15話 林檎
「なんだあれ?」
向かう先には、教会の7人の子どもたちが元気に屋台をしている。そこまでは普通なのだが、その看板には「りんごあて」とある。「りんごあめ」なら僕も、前の世界で地域の祭りに行ったとき、見たことがある。いったい何なんだ?
「あっ、四包姉ちゃんじゃん。やっほー。」
「やっほー!『りんごあて』ってなーに?」
四包と仲の良い、橙の亜那ちゃんが気付いて声をかけてくる。
「「りんごあて」っていうのはね、私達が作った遊びなの。ここに6等分した林檎が並んでるでしょ?この中から1つ取って食べてみて。」
「じゃぁー、コレっ!」
四包は選んだ欠片を爪楊枝で突き刺し、口へ運ぶ。ひとくち目を噛んだ途端、泣きそうな顔になった。
「なにこれ!すごく酸っぱい!お兄ちゃん!助けて!」
「いや、そう言われても。」
「あははっ、ハズレー!この中には熟してない林檎が混ざってるの。見る人が見ればわかるんだけどね。」
「ううっ、じゃあお兄ちゃん、敵を取って!」
四包に押され、僕も挑戦してみる。ふむ、この綺麗なツヤ、君に決めた!
特有の甘みと仄かな酸味が口に広がる。当たりだな。にしてもこの林檎、今まで食べた中でダントツの美味しさだ。ぜひ製法を知りたい。知って作れるという訳では無いが。
「美味いな、この林檎。」
「でしょ!」
「えー、いーなーお兄ちゃん。口移しでいいから食べてみたいなー。」
「いいわけあるか。」
楽しい時間が過ぎていく。ふと、赤の桜介君が、祭りの光が届かない場所まで、歩いていくのが見えた。

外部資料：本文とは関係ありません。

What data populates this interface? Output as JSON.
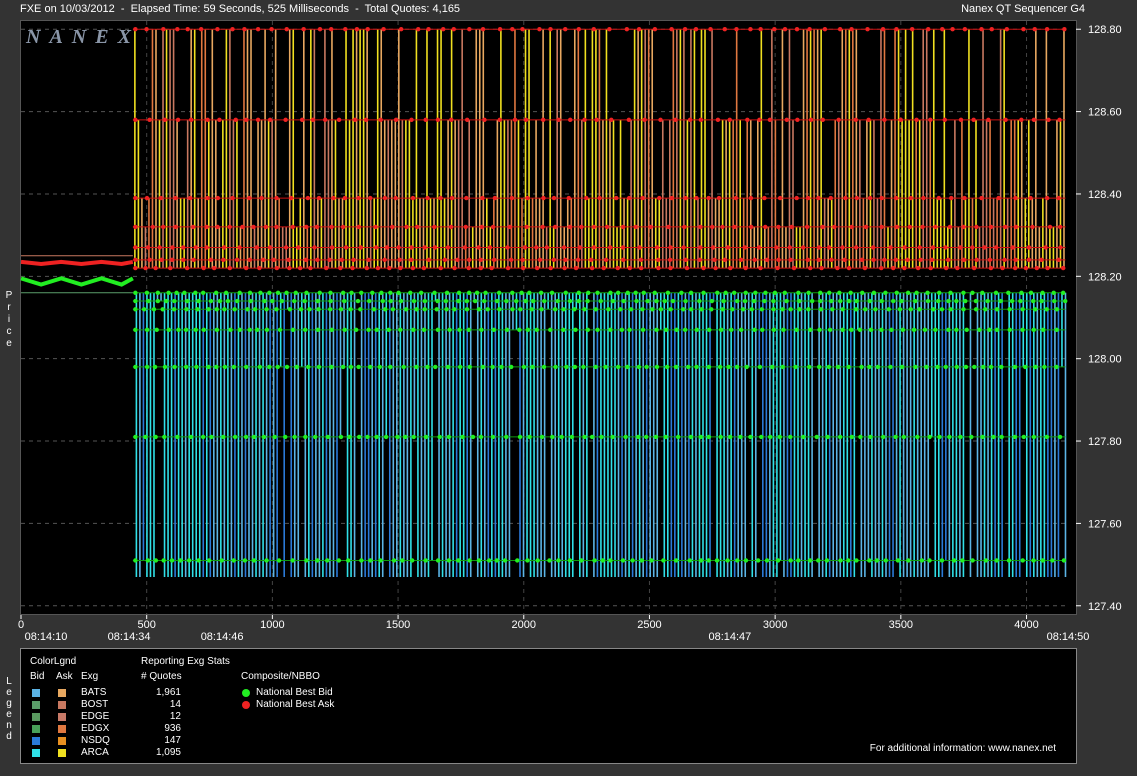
{
  "header": {
    "title_left": "FXE on 10/03/2012  -  Elapsed Time: 59 Seconds, 525 Milliseconds  -  Total Quotes: 4,165",
    "title_right": "Nanex QT Sequencer G4",
    "logo": "NANEX"
  },
  "axis": {
    "y_label": "Price",
    "legend_label": "Legend"
  },
  "chart_data": {
    "type": "line",
    "ylim": [
      127.38,
      128.82
    ],
    "xlim": [
      0,
      4165
    ],
    "y_ticks": [
      "128.80",
      "128.60",
      "128.40",
      "128.20",
      "128.00",
      "127.80",
      "127.60",
      "127.40"
    ],
    "y_tick_values": [
      128.8,
      128.6,
      128.4,
      128.2,
      128.0,
      127.8,
      127.6,
      127.4
    ],
    "x_ticks": [
      "0",
      "500",
      "1000",
      "1500",
      "2000",
      "2500",
      "3000",
      "3500",
      "4000"
    ],
    "x_tick_values": [
      0,
      500,
      1000,
      1500,
      2000,
      2500,
      3000,
      3500,
      4000
    ],
    "time_labels": [
      {
        "x": 0,
        "label": "08:14:10"
      },
      {
        "x": 430,
        "label": "08:14:34"
      },
      {
        "x": 800,
        "label": "08:14:46"
      },
      {
        "x": 2820,
        "label": "08:14:47"
      },
      {
        "x": 4165,
        "label": "08:14:50"
      }
    ],
    "bid_levels": [
      128.16,
      128.14,
      128.12,
      128.07,
      127.98,
      127.81,
      127.51
    ],
    "ask_levels": [
      128.22,
      128.24,
      128.27,
      128.32,
      128.39,
      128.58,
      128.8
    ],
    "bid_low": 127.47,
    "ask_high": 128.8,
    "ask_low_line": 128.22,
    "initial_period": {
      "x_end": 445,
      "bid": 128.19,
      "ask": 128.22
    }
  },
  "legend": {
    "header_colorlgnd": "ColorLgnd",
    "header_bid": "Bid",
    "header_ask": "Ask",
    "header_exg": "Exg",
    "stats_title": "Reporting Exg Stats",
    "stats_col": "# Quotes",
    "nbbo_title": "Composite/NBBO",
    "exchanges": [
      {
        "name": "BATS",
        "quotes": "1,961",
        "bid_color": "#5bb4e5",
        "ask_color": "#e8a860"
      },
      {
        "name": "BOST",
        "quotes": "14",
        "bid_color": "#5b9e6a",
        "ask_color": "#c87860"
      },
      {
        "name": "EDGE",
        "quotes": "12",
        "bid_color": "#5a9a60",
        "ask_color": "#c87a68"
      },
      {
        "name": "EDGX",
        "quotes": "936",
        "bid_color": "#48a058",
        "ask_color": "#e07840"
      },
      {
        "name": "NSDQ",
        "quotes": "147",
        "bid_color": "#2a7ad8",
        "ask_color": "#e89020"
      },
      {
        "name": "ARCA",
        "quotes": "1,095",
        "bid_color": "#30e0e8",
        "ask_color": "#f0e020"
      }
    ],
    "nbbo": [
      {
        "label": "National Best Bid",
        "color": "#22ee22"
      },
      {
        "label": "National Best Ask",
        "color": "#ee2222"
      }
    ],
    "footer": "For additional information: www.nanex.net"
  }
}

「四包。桜介君がどこかへ行くみたいだから、ちょっと見てくる。」
「はーい。私はもうちょっと子どもたちと話してるよ。」
「了解。」
さて、桜介君を追いかけよう。どうやら教会の裏側まで行ったようだ。
「こんなところで何してるんだい?」
「うわっ!いや!これはその...って、なんだお前か。」
慌てて飛び退く桜介君。お前かって、一応年上なんだけどな。
桜介君がいた場所には、小さな袋が置いてあった。前の世界で女性が持っている「何を入れるんだ?」ってカバンほどに小さい。
「いったい何が入ってるんですか?」
「お前には関係ねぇだろ。」
またそれか。でも、こんなところでこっそりとするくらいだから、バレるとまずいのだろう。
「いいんですか?万穂さんにバラしてしまっても。」
「ぐっ...わかったよ。その代わりに、お前らのことも教えろ。賛美歌のときの取り乱しようは尋常じゃなかった。」
「ああ、あれは万穂さんにも話したんですが...」
僕達には父親がおらず、母親が3年前に他界し、四包がトラウマとも言うべきものを患ったこと。それらを手短に話す。
「へぇ。お前らも苦労してんだな。万穂さんに話したなら、だいぶ心配されたろ?それも他の大人とは段違いに。」
「よくわかりましたね。」
「ああ。あれはそういう人種だ。不遇な子どもを自分の好きな様に育てる。あんなの偽善でしかない。」
「何もそこまで言わなくても。」
「万穂さんに育てられたのは事実だし、感謝もしてる。でもな、育て方が家畜と同じなんだよ。魔法も使わせないし、包丁も持たせない。そんな出来すぎた暮らしはごめんだね。」
「そうですか、その荷物は出ていくための...」
「その通りだ。」
なるほど。僕達とはまた違う考えで、この教会を出ていこうとしているわけか。